The book, Mares’ first, includes research gathered from 30 interviews with farm workers and various stakeholders. After the November 2016 election of President Donald Trump, Mares focused on conducting follow-up interviews with migrant workers to get a sense of how dramatically things had changed.
Since the election, many migrant dairy workers have voluntarily gone back to Mexico rather than remain in the United States, she says. Many of those who stay in Vermont do so out of concern for their children who live here.
“People are more fearful and uncertain. They’re afraid to go grocery shopping or go anywhere off the farm, and the climate is really unpredictable and unstable,” she says. “President Obama had a lot of deportations. But workers told me when they woke up the morning after the election, they were terrified. Especially people with children who were born in the United States—they’re afraid of being separated from their kids.

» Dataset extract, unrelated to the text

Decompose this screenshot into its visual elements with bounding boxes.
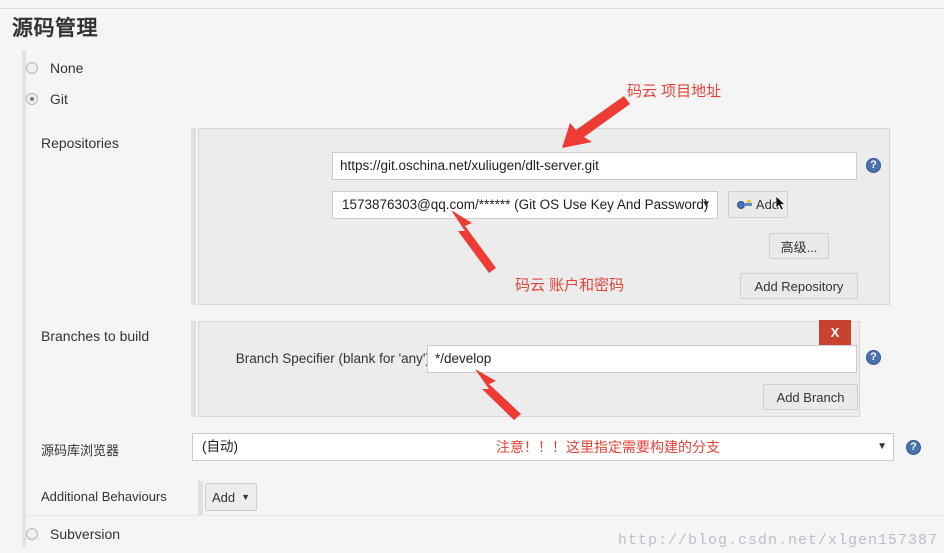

Mares points out that while some dairy farm owners are protective of their workers, the level of support is a mixed bag. “There’s a lot of variability in the relationships between farm owners and farm workers,” she says. “Some want workers better protected, and some understand that it will come at an expense for them.”
Farm owners are also worried about labor shortages and what it would mean for the dairy industry. According to a 2017 VT Digger story, Latino migrants are filling a gap and saving America’s farms. Nationwide, immigrants, many undocumented, comprise 51 percent of the nation’s dairy industry, according to a 2015 study by Texas A&M University for the National Milk Producers Federation.
If these workers were deported, milk prices would rise 90 percent, and cost the U.S. economy more than $32 billion. Without migrant dairy workers, it’s clear that Vermont’s milk industry would be hit hard.
The Rise of Migrant Farm Workers in Vermont
Vermont saw an increase in migrant workers in the 1990s, which coincided with the era of dairy farm consolidation. Currently, there are an estimated 1,000 to 2,000 undocumented, mostly Mexican migrants employed on Vermont dairy farms.
Mares believes that food access was an issue for migrant workers in the 1990s, but it’s hard to say. She suspects that border patrol agents were less aggressive than they are today. She also points out that no one was researching food insecurity among the migrant dairy worker population before she came to UVM in 2012.
“For immigrant populations, food insecurity can be a cause of migration,” Mares explains. “Poverty and lack of food back home are the reasons why they left. However, food insecurity here is different because they have the money but not the outlets to spend that easily. Or they have no time to cook and they’re scared. “
Mares works with Naomi Wolcott-MacCausland on The Huertas Project, a community-based food security program that enables Latino/a migrant farmworkers and families living on Vermont’s dairy farms to access culturally familiar and local foods through cultivating kitchen gardens. With an established network of farmworkers, growers, and volunteers, Huertas builds gardens and distributes seeds and plant starts to Latino/a migrant farmworkers living in rural Vermont.
Wolcott-MacCausland conducted a survey on how migrant dairy workers are getting their food. Generally, workers and their families are getting their groceries purchased by someone else. They’re also gardening or growing their own food, either through Huertas or on their own.
Sharing Stories and Finding Inspiration
Since Mares arrived to Vermont five years ago, she’s built lasting relationships with migrant workers, earning their trust along the way.
“Right now the political climate is very challenging, and this work is emotionally challenging,” Mares says of her research. “How do I effectively share people’s stories without identifying them, but also not make them sound anonymous either? How do I tell very human stories and not share people’s identities?”
Still, Mares is hopeful that food security and access issues can be addressed to improve the lives of migrant dairy workers.
“One of the things that inspires me is having a community of faculty that are interested in this research and supportive of it. There are people here having conversations, and that’s really exciting,” she says. “We do have a critical mass of people working together and very enthusiastic students. It makes UVM a really dynamic place to be.”